Regina colocou que para existir, para se apresentar, esta produção “teve que criar um circuito paralelo, uma série de estratégias, muitas vezes ficar de fora. Ficar de fora como foi o caso dos Parangolés, em 1965, na marquise do MAM do Rio de Janeiro; intervir quando o corpo era obra e surgir nu na multidão, frente a sua recusa no Salão Nacional de Arte, também no MAM do Rio de Janeiro, quando Antonio Manuel se apresenta como corpo-obra; ficar em meio às coisas da vida quando a arte não tinha mais lugar fixo e perambular como fez Artur Barrio durante quatro dias e quatro noites até a extenuação completa, como uma espécie de militante clandestino sem endereço; realizar ações fora do espaço circunscrito para a arte – que comumente se concebe como o museu e a galeria – lacrando com fita adesiva a porta de algumas galerias de São Paulo como fez o grupo 3Nós3 no final dos anos 70 e advertindo que ‘o que está dentro fica, o que está fora se expande’”.
Todavia, Regina ressaltou que “alguns museus tiveram uma atitude bastante interessante”. Ela fez uma pequena referência ao período em que Walter Zanini foi diretor do MAC-USP (“a proposição do museu como um núcleo experimental”) (4) e aos Domingos de criação nos jardins do MAM do Rio de Janeiro (“as obras migraram para fora”).
(1) Heinz Schütz utiliza a expressão “ação urbana” porque a considera mais precisa que “intervenção urbana” ou mesmo “ação no espaço público”.
(2) Acconci, Vito.
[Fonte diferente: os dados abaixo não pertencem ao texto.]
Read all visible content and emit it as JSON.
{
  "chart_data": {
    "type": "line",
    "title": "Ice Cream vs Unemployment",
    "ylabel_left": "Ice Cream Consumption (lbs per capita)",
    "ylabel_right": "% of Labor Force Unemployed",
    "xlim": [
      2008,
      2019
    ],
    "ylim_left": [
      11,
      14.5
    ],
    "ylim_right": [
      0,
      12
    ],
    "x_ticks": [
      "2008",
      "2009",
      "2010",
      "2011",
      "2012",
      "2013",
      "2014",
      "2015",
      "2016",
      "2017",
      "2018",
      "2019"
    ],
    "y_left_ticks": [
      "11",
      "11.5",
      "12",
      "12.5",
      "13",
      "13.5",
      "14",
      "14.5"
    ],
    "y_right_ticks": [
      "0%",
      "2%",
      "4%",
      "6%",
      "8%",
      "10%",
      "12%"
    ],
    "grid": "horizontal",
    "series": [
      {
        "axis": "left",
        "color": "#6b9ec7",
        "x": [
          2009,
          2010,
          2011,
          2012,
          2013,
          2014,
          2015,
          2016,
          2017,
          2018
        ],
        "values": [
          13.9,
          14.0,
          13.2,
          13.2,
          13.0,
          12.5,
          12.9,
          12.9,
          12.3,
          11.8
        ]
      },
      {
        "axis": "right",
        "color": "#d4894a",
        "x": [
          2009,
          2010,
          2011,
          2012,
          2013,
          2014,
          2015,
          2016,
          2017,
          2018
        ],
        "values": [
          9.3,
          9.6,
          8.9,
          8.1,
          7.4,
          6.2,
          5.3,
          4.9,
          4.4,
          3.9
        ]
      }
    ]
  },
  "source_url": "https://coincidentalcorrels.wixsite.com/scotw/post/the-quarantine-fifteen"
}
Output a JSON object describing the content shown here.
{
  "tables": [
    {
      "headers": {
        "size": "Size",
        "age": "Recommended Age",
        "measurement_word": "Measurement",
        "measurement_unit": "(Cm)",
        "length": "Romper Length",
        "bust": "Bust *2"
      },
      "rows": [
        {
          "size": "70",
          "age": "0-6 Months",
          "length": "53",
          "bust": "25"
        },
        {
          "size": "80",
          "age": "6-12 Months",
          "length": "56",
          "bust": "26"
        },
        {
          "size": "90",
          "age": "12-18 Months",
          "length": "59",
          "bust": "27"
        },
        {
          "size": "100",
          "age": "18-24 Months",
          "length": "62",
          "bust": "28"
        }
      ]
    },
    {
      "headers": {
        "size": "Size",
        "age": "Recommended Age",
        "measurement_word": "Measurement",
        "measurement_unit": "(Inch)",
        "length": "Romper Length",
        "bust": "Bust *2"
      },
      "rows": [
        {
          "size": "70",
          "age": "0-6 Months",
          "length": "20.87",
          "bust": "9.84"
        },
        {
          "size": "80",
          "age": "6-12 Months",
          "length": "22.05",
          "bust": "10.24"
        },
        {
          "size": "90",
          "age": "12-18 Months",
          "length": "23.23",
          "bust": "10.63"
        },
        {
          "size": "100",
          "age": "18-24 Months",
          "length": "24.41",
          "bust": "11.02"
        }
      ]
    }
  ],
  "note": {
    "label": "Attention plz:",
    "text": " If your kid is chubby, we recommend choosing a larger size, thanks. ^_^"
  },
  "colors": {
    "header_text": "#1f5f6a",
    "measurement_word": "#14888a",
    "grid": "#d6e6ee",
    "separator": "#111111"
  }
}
Public space in private time. In: Schütz, Heinz e Acconci, Vito. Vito Acconci: Courtyard in the Wind. Hatje Cantz Publishers, 2003. Livre-tradução da autora. Para conhecer mais a obra de Vito Acconci, recomendo a obra Vito Acconci, de Kate Linker (Nova Iorque: Rizzoli, 1994).
(3) Para conhecer outros happenings de Kusama, acesse http://www.yayoi-kusama.jp/e/happening/index.html
(4) No ponto de partida da obra Poéticas do processo: arte conceitual no museu (São Paulo: Iluminuras, 1999), Cristina Freire lembra que “naquele momento o MAC-USP se configurava como um dos poucos locais onde os experimentos envolvendo, não raro, as imposturas em relação à noção instituída de arte eram aceitos. O espaço sagrado do museu foi mesmo tranformado em loteamento para acolher as criações individuais e coletivas. O júri foi eliminado e o tradicional prêmio foi transformado em verba de pesquisa”.